Sans surprise, pour que le producteur produise, il faut que quelqu’un le paye : soit un donateur (espèce rare), soit l’État (au budget serré), soit l’investisseur (à ses dépens), soit le client (usuellement).
Est-ce possible ? L’exemple des télécommunications suggère une réponse positive et on ne voit pas de bonnes raisons pour que les choses soient différentes pour l’électricité. Sans préjudice des politiques sociales et d’aménagement du territoire.
Avec à la clé un cercle vertueux : plus de confiance et moins de risques impliquent un capital moins cher et plus de création de valeur ; pour l’investisseur ils impliquent plus d’investissements et plus de croissance pour l’Afrique.

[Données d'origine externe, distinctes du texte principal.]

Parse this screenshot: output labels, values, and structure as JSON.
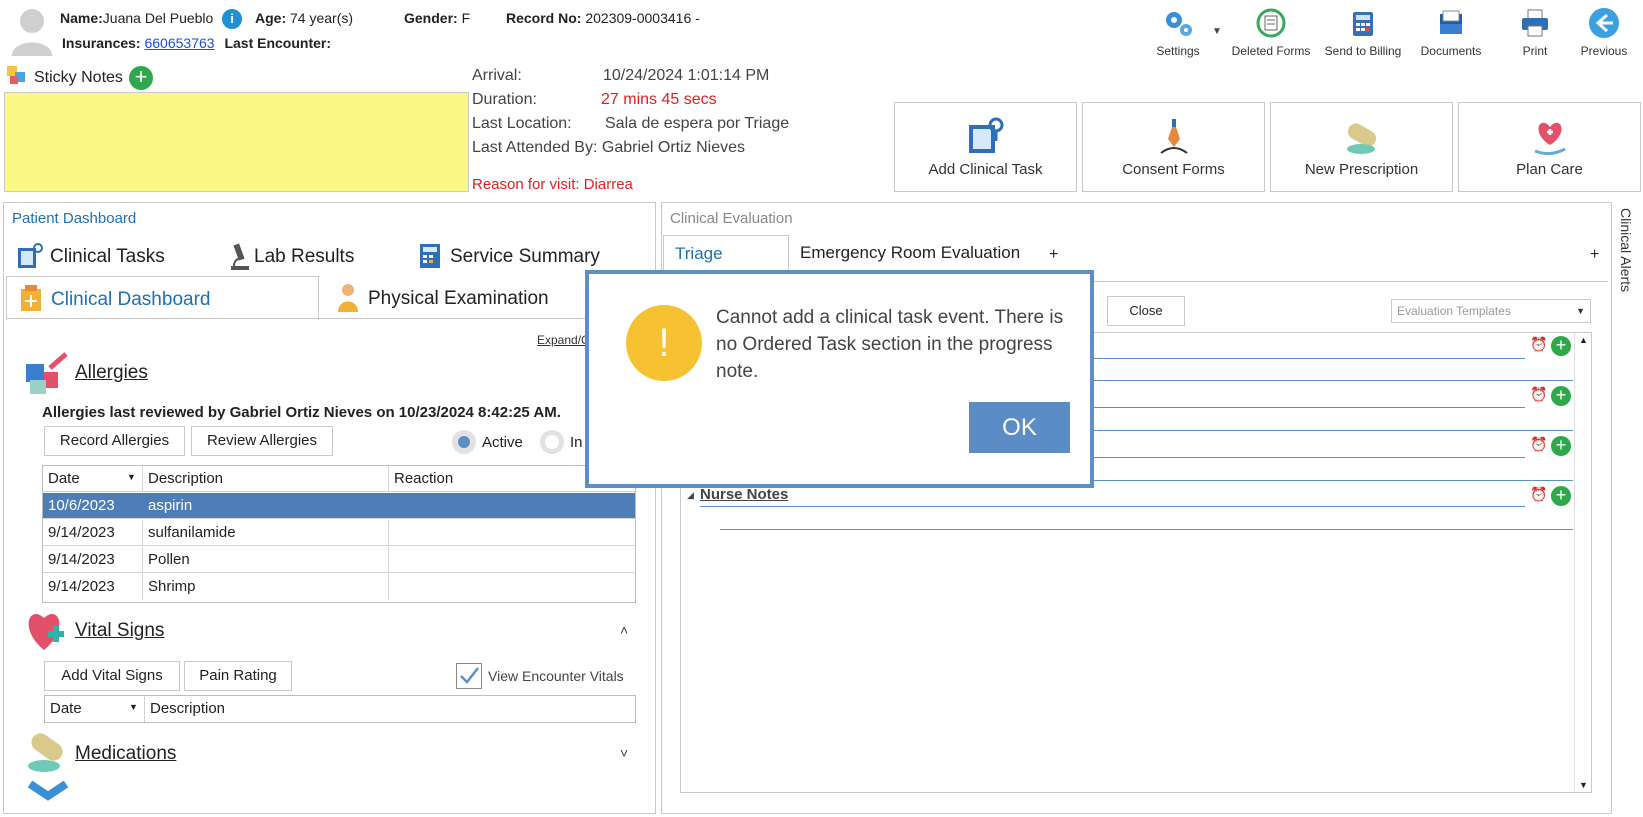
{
  "patient": {
    "name_label": "Name:",
    "name": "Juana Del Pueblo",
    "age_label": "Age:",
    "age": "74 year(s)",
    "gender_label": "Gender:",
    "gender": "F",
    "record_label": "Record No:",
    "record": "202309-0003416 -",
    "insurances_label": "Insurances:",
    "insurance": "660653763",
    "last_encounter_label": "Last Encounter:"
  },
  "toolbar": {
    "settings": "Settings",
    "deleted_forms": "Deleted Forms",
    "send_to_billing": "Send to Billing",
    "documents": "Documents",
    "print": "Print",
    "previous": "Previous"
  },
  "sticky_notes": {
    "label": "Sticky Notes"
  },
  "visit": {
    "arrival_label": "Arrival:",
    "arrival": "10/24/2024 1:01:14 PM",
    "duration_label": "Duration:",
    "duration": "27 mins 45 secs",
    "location_label": "Last Location:",
    "location": "Sala de espera por Triage",
    "attended": "Last Attended By: Gabriel Ortiz Nieves",
    "reason": "Reason for visit: Diarrea"
  },
  "actions": {
    "add_clinical_task": "Add Clinical Task",
    "consent_forms": "Consent Forms",
    "new_prescription": "New Prescription",
    "plan_care": "Plan Care"
  },
  "dashboard": {
    "title": "Patient Dashboard",
    "tabs_top": [
      "Clinical Tasks",
      "Lab Results",
      "Service Summary"
    ],
    "tabs_bottom": [
      "Clinical Dashboard",
      "Physical Examination"
    ],
    "expand": "Expand/C"
  },
  "allergies": {
    "title": "Allergies",
    "reviewed": "Allergies last reviewed by Gabriel Ortiz Nieves on 10/23/2024 8:42:25 AM.",
    "record_btn": "Record Allergies",
    "review_btn": "Review Allergies",
    "active_label": "Active",
    "inactive_label": "In",
    "columns": [
      "Date",
      "Description",
      "Reaction"
    ],
    "rows": [
      {
        "date": "10/6/2023",
        "description": "aspirin",
        "reaction": ""
      },
      {
        "date": "9/14/2023",
        "description": "sulfanilamide",
        "reaction": ""
      },
      {
        "date": "9/14/2023",
        "description": "Pollen",
        "reaction": ""
      },
      {
        "date": "9/14/2023",
        "description": "Shrimp",
        "reaction": ""
      }
    ]
  },
  "vitals": {
    "title": "Vital Signs",
    "add_btn": "Add Vital Signs",
    "pain_btn": "Pain Rating",
    "view_encounter": "View Encounter Vitals",
    "columns": [
      "Date",
      "Description"
    ]
  },
  "medications": {
    "title": "Medications"
  },
  "evaluation": {
    "title": "Clinical Evaluation",
    "tabs": [
      "Triage",
      "Emergency Room Evaluation"
    ],
    "add_tab": "+",
    "close_btn": "Close",
    "templates_placeholder": "Evaluation Templates",
    "nurse_notes": "Nurse Notes"
  },
  "clinical_alerts": "Clinical Alerts",
  "dialog": {
    "message": "Cannot add a clinical task event. There is no Ordered Task section in the progress note.",
    "ok": "OK",
    "icon_glyph": "!"
  },
  "colors": {
    "accent": "#1f6fb5",
    "selected_row": "#4f7db8",
    "sticky": "#fbf886",
    "red": "#e02020",
    "ok_btn": "#5b8cc6",
    "warning": "#f6c232"
  }
}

DE BONNES COMPÉTENCES REQUISES
La question des compétences requises vaut pour toute l’économie : c’est par une formation adaptée à ses besoins et par l’entreprenariat que l’Afrique saura traduire la croissance de sa population active en amélioration du niveau de vie, qu’elle saura réduire le chômage et tirer le profit du « dividende démographique ».
Le développement de l’électricité nécessite des emplois majoritairement locaux, pour la construction et l’exploitation des systèmes.
Les gouvernements doivent accroître la formation pour créer ces compétences locales. Les centres de compétence pour l’évaluation des ressources renouvelables dans les universités font leur apparition et il y a un nombre croissant de connaissances via des institutions d’experts africains.
La connexion de ces institutions peut faciliter le développement des atlas nationaux et la conception des politiques de déploiement spécifiques.
Le développement des télécommunications illustre la capacité de l’Afrique à sauter des étapes, comme celle de la téléphonie fixe, pour aller directement vers des solutions modernes. © DPREEZG / FOTOLIA.COM
ET LE CLIMAT ?
L’Afrique n’est pas responsable du changement climatique mais, ironie du sort, elle en sera la première victime. Elle a intérêt à s’y adapter, mais peut-elle aussi contribuer à le limiter ?
“ Pour que le producteur produise, il faut que quelqu’un le paye ”
Chacun comprendra que les pays africains aient pour priorité l’accès à une énergie compétitive pour accompagner leur croissance. Et jusqu’il y a peu des experts internationaux imaginaient pour 2030 une Afrique alimentée en majorité à partir d’énergies fossiles, éolien et solaire ne représentant guère plus de 10 % des capacités exploitées à cet horizon pour 5 % de l’électricité produite.
Les choses pourraient changer avec la baisse du coût des renouvelables – hydraulique et biomasse mais aussi géothermie en Afrique de l’Est, éolien et solaire – qui permet de dessiner des mix compétitifs plus diversifiés et moins émetteurs de CO2.
Le développement de systèmes économes en énergie dans l’industrie, les bâtiments et les transports devrait aussi y contribuer.
Et si ces solutions n’étaient pas toujours compétitives, souhaitons que le soutien international, promis à la COP 21, puisse se concrétiser et combler cet écart, par une solidarité bienvenue entre peuples et entre générations.
La COP 22, qui se tiendra cet automne au Maroc, donnera l’occasion de concrétiser ces engagements, en Afrique et pour l’Afrique.